Bien que le président français agisse comme s'il n’était pas aligné sur la politique moyen-orientale des États-Unis – il a refusé de reconnaître Jérusalem comme capitale d’Israël comme l’a fait Donald Trump –, il s’abstient, comme son homologue américain, de condamner la répression sanglante des manifestions à Gaza par l’armée israélienne.

Par ailleurs, il défend l’accord sur le nucléaire iranien que le président américain voudrait abroger, alors que son ministre des Affaires étrangères, Jean-Yves Le Drian, tient un discours envers l’Iran qui n’a rien à envier à ceux du locataire de la Maison Blanche.

Aujourd'hui, en recevant le prince héritier saoudien directement après son "Grand U.S. Tour" et en agitant aux côtés des États-Unis la menace de représailles militaires contre le régime de Damas, suite à l'attaque chimique présumée à Douma, Emmanuel Macron apparaît, aux yeux de nombreux acteurs régionaux et internationaux, comme un sous-fifre de la stratégie américaine au Moyen-Orient.

Cette politique ambigüe, plus médiatique que stratégique, qui dit chaque chose et son contraire, dont l'inconsistant soutien aux Kurdes de Syrie est un exemple criant, a peu de chances d’aider la France à retrouver son influence passée.

Reste le Liban.

En aout 2017, quand l’armée libanaise a lancé son offensive contre Daech, qu’elle a défait et chassé du pays, la diplomatie française s’est faite pour le moins discrète. Cette discrétion était d’autant plus incompréhensible que le Liban est un pays ami de la France et que Daech est son ennemi déclaré.

Mais, un mois plus tard, la France s’est "rattrapée" quand Emmanuel Macron a reçu en grande pompe le président libanais Michel Aoun. Puis, quand il est intervenu auprès des autorités saoudiennes pour faire libérer le Premier ministre libanais Saad Hariri retenu en Arabie Saoudite.

La semaine dernière, Paris a accueilli la conférence internationale de soutien à l’économie libanaise, commodément appelée CEDRE (Conférence Économique pour le Développement par la Réforme et les Entreprises) et a accordé au Liban plus de 500 millions de dollars en dons et en prêts.
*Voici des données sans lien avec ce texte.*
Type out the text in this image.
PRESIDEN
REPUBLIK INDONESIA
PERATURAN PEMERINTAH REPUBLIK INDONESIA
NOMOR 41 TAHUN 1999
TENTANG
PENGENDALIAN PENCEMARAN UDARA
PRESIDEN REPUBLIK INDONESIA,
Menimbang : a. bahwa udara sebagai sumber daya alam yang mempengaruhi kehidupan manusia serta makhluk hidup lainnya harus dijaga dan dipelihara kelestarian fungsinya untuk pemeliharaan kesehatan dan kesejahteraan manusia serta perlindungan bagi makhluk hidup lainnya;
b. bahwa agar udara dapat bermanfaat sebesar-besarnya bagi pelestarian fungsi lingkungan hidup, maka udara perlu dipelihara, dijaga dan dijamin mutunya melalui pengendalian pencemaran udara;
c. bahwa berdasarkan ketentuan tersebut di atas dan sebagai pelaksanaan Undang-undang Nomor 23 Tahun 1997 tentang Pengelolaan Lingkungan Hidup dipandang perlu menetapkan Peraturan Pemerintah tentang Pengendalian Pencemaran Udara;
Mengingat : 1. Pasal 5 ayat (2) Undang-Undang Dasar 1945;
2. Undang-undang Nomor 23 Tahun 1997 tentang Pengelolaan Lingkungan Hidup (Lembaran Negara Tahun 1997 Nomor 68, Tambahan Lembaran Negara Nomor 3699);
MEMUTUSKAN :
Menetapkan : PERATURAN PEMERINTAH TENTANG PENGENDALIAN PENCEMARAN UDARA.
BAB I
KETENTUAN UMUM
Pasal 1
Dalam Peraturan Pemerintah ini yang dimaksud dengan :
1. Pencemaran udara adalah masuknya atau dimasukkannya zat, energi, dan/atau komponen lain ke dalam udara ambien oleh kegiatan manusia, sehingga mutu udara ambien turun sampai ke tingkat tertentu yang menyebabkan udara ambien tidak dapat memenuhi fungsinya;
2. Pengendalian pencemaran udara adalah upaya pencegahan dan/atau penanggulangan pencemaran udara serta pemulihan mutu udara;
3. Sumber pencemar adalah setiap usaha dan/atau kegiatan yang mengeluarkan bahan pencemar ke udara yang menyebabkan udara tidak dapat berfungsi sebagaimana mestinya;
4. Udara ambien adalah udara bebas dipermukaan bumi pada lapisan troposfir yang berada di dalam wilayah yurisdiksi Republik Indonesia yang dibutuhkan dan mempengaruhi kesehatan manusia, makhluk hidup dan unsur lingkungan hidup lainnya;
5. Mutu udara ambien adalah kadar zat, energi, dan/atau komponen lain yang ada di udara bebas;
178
Une bien grosse somme à l’heure où le gouvernement français multiplie les coupes budgétaires. Une somme qu’il serait naïf de croire accordée par amour du Liban. Une somme qui est en réalité un investissement dans le seul pays de la région où la France a encore une quelconque influence. Et qui peut lui servir de marchepied pour jouer à nouveau un rôle prépondérant sur l’échiquier complexe du Moyen-Orient.

Mais à la veille d'élections législatives libanaises qui devraient, selon de nombreux observateurs, aboutir à la formation d'une majorité parlementaire opposée à la politique franco-américaine ouvertement pro-israélienne et partisane de la poursuite de la guerre en Syrie, cet investissement risque d'être vain. De l'argent jeté par les fenêtres, comme dit la sagesse populaire.

Seul un changement de politique, peut-être un retour au principe d'équilibre gaullien, pourrait faire espérer à la France un regain de son influence au Moyen-Orient.